One possibility is to widen it, similar to what is already implemented: we see that the type of ops1 is List[() ->{ops*} Unit], so we widen {ops1*} to {ops*}.
And when the dcs of the type of ops1 contains cap, we should error, like in the revised snippet:
def delayedRunOps1(ops: List[() => Unit]): () ->{} Unit =
() =>
val ops1: List[() => Unit] = ops
runOps(ops1)
We can understand it from a Capless perspective. List[() => Unit] is Exists C. List[() ->{C^} Unit]:
def delayedRunOps1(ops: List[() => Unit]): () ->{} Unit =
() =>
val (ops1*, ops1) = (ops : Exists C. List[() ->{C^} Unit])
// this is an existential unpack; ops1* is the capture variable, and ops1 the term variable.
runOps(ops1)
Then there is no way to approximate ops1*: we've already lose track. It represents "some capabilities" that exists. But we get no idea what they are.

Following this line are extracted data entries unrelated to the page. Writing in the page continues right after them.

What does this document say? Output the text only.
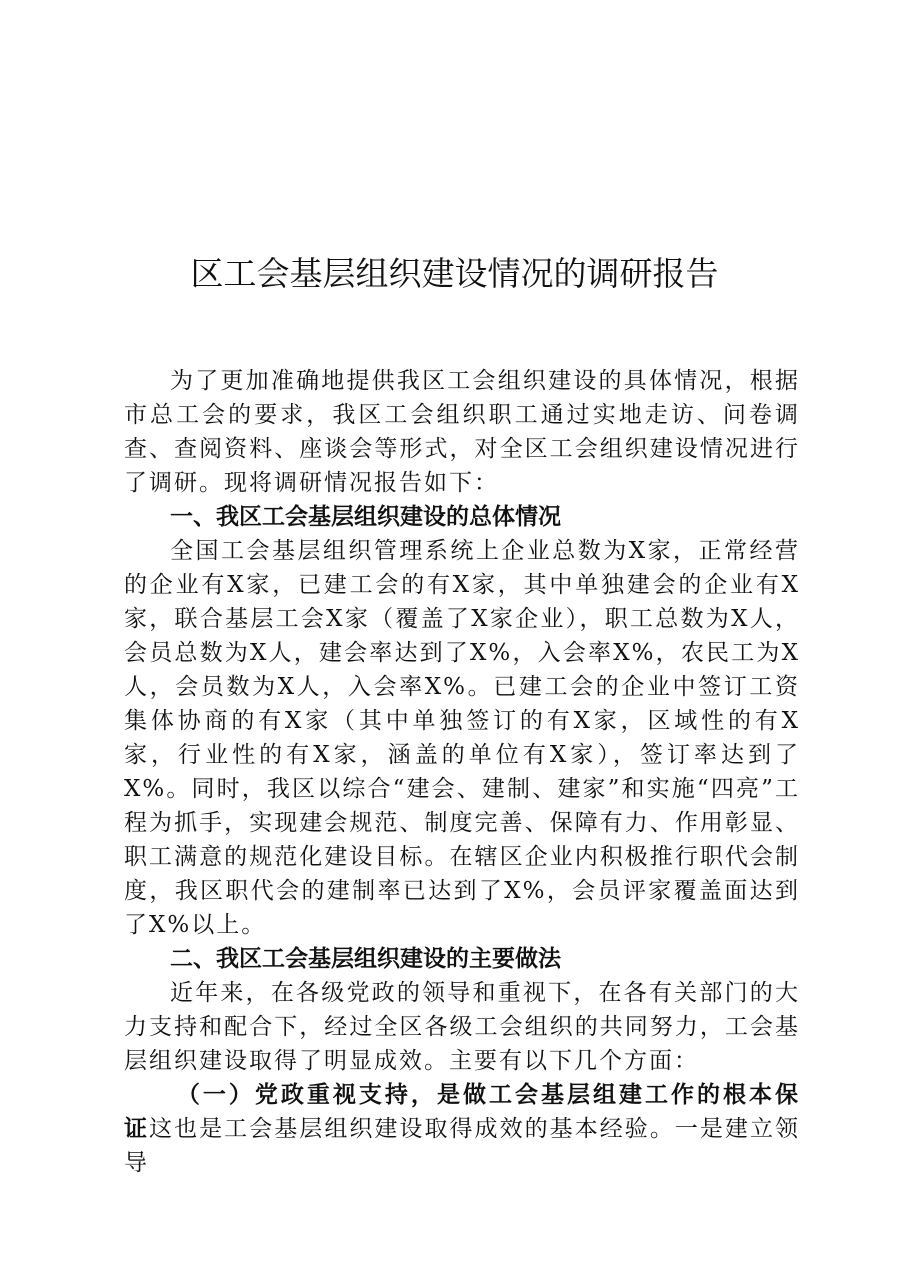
区工会基层组织建设情况的调研报告

为了更加准确地提供我区工会组织建设的具体情况，根据市总工会的要求，我区工会组织职工通过实地走访、问卷调查、查阅资料、座谈会等形式，对全区工会组织建设情况进行了调研。现将调研情况报告如下：

一、我区工会基层组织建设的总体情况

全国工会基层组织管理系统上企业总数为X家，正常经营的企业有X家，已建工会的有X家，其中单独建会的企业有X家，联合基层工会X家（覆盖了X家企业），职工总数为X人，会员总数为X人，建会率达到了X%，入会率X%，农民工为X人，会员数为X人，入会率X%。已建工会的企业中签订工资集体协商的有X家（其中单独签订的有X家，区域性的有X家，行业性的有X家，涵盖的单位有X家），签订率达到了X%。同时，我区以综合“建会、建制、建家”和实施“四亮”工程为抓手，实现建会规范、制度完善、保障有力、作用彰显、职工满意的规范化建设目标。在辖区企业内积极推行职代会制度，我区职代会的建制率已达到了X%，会员评家覆盖面达到了X%以上。

二、我区工会基层组织建设的主要做法

近年来，在各级党政的领导和重视下，在各有关部门的大力支持和配合下，经过全区各级工会组织的共同努力，工会基层组织建设取得了明显成效。主要有以下几个方面：

（一）党政重视支持，是做工会基层组建工作的根本保证这也是工会基层组织建设取得成效的基本经验。一是建立领导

If we instead adopt the above mechanism in place of reachCanSubsumeDcs, it could also save us from the nightmare of parametric reasoning, since very often given x: X where X is a type parameter, x is a term parameter. This means that in most cases there is no need to widen x* (we either drop it or just keep it). Although we consider dcs(X) = {cap} which is imprecise and even invalid to widen into, we will just refrain from widening x* to dcs(X).

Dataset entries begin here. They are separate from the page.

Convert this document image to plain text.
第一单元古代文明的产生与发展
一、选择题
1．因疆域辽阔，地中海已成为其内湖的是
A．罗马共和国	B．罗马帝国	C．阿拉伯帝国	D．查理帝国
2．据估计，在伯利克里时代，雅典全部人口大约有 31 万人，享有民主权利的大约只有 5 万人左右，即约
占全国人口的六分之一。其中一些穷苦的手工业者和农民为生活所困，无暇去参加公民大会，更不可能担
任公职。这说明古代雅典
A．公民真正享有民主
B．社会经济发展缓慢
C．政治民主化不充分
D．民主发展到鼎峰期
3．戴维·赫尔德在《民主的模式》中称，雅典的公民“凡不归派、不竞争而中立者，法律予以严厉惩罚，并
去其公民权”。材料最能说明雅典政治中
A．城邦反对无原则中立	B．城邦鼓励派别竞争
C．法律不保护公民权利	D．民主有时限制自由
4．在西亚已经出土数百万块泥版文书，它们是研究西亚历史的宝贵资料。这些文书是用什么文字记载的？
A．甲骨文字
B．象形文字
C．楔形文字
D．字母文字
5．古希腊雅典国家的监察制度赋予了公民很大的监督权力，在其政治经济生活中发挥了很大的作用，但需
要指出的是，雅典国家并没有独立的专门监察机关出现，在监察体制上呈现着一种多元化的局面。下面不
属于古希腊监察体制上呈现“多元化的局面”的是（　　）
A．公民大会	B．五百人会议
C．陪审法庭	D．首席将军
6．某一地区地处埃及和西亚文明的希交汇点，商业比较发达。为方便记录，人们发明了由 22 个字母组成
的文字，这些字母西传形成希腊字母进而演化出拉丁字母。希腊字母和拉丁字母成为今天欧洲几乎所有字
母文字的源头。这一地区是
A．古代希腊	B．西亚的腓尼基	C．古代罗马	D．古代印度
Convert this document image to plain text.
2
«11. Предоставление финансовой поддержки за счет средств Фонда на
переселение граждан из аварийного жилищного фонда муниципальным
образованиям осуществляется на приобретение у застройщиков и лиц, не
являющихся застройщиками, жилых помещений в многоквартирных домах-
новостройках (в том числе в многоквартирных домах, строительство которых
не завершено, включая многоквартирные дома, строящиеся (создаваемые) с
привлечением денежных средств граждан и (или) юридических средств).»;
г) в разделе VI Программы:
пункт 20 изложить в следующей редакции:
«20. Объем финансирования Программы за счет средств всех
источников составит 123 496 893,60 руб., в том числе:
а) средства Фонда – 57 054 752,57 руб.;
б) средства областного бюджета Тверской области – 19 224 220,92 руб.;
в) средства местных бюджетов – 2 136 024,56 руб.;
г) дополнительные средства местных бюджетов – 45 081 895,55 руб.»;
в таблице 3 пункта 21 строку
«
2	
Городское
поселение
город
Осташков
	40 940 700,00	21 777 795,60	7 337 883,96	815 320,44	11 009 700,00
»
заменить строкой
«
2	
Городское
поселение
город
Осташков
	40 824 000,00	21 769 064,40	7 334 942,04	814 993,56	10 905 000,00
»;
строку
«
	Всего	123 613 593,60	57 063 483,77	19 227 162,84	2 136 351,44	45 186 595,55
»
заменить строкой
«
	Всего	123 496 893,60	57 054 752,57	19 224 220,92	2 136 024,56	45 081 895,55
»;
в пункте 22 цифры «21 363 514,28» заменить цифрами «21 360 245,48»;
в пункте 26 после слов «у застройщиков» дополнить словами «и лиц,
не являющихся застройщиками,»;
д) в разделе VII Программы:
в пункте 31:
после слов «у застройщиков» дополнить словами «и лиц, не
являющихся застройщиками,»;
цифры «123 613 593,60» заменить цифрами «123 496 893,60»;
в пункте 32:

I see how this would fix the delayedRunops1 example. But what about the example with app? That looks like the harder problem to me.
For app, since now we assumed dcs(T) can be cap, it will not typecheck. It only typechecks if we do:
def app[T, U](x: T, op: T => U): () ->{x*,op} U =
() => op(x)
and then unsafeRunOps will not typecheck either.
Not sure. dcs[T] being cap looks very problematic. I was hoping we could avoid that, but it seems not.
It could be possible to avoid that, if we either:
- charge
dcs(T)for anyx[T], so that it is compensated; - or restrict the instances of type parameters to have an empty
dcs, so that the contrat is not broken
Here's a modified version of app which combines both of our difficulties: dcs of type variables and local definitions:
def app2[T, U](x: T, op: T => U): () ->{op} U =
() =>
def y: T = x
op(y)
We could solve this by allowing regular type variables in capture sets. E.g. a sound version of app2 could be:
def app2[T, U](x: T, op: T => U): () ->{T^, op} U =
() =>
def y: T = x
op(y)
Looks a bit like like a version of cc that we had early on.
The idea is that dcs(T) = T^ instead of widening to underlying dcs of T's bound.
When substituting U for T, we replace every occurrence of T^ in a capture set by dcs(U). This includes capture set variables as a special case since dcs(CapSet^{a, b, c}) is {a, b, c}.
Another simplification could be to admit x* only if x is a parameter. That would avoid the awkwardness of having to avoid capture sets of locally defined vals.
Given that in most cases, we write the following form:
def f[T](x: T): ...
where type parameters are followed by term ones and become the type of the term parameters, would it be possible to simply use x* in the places that T^ are used? So there is no need to introduce T^, which is the exact problem boxes are trying to avoid.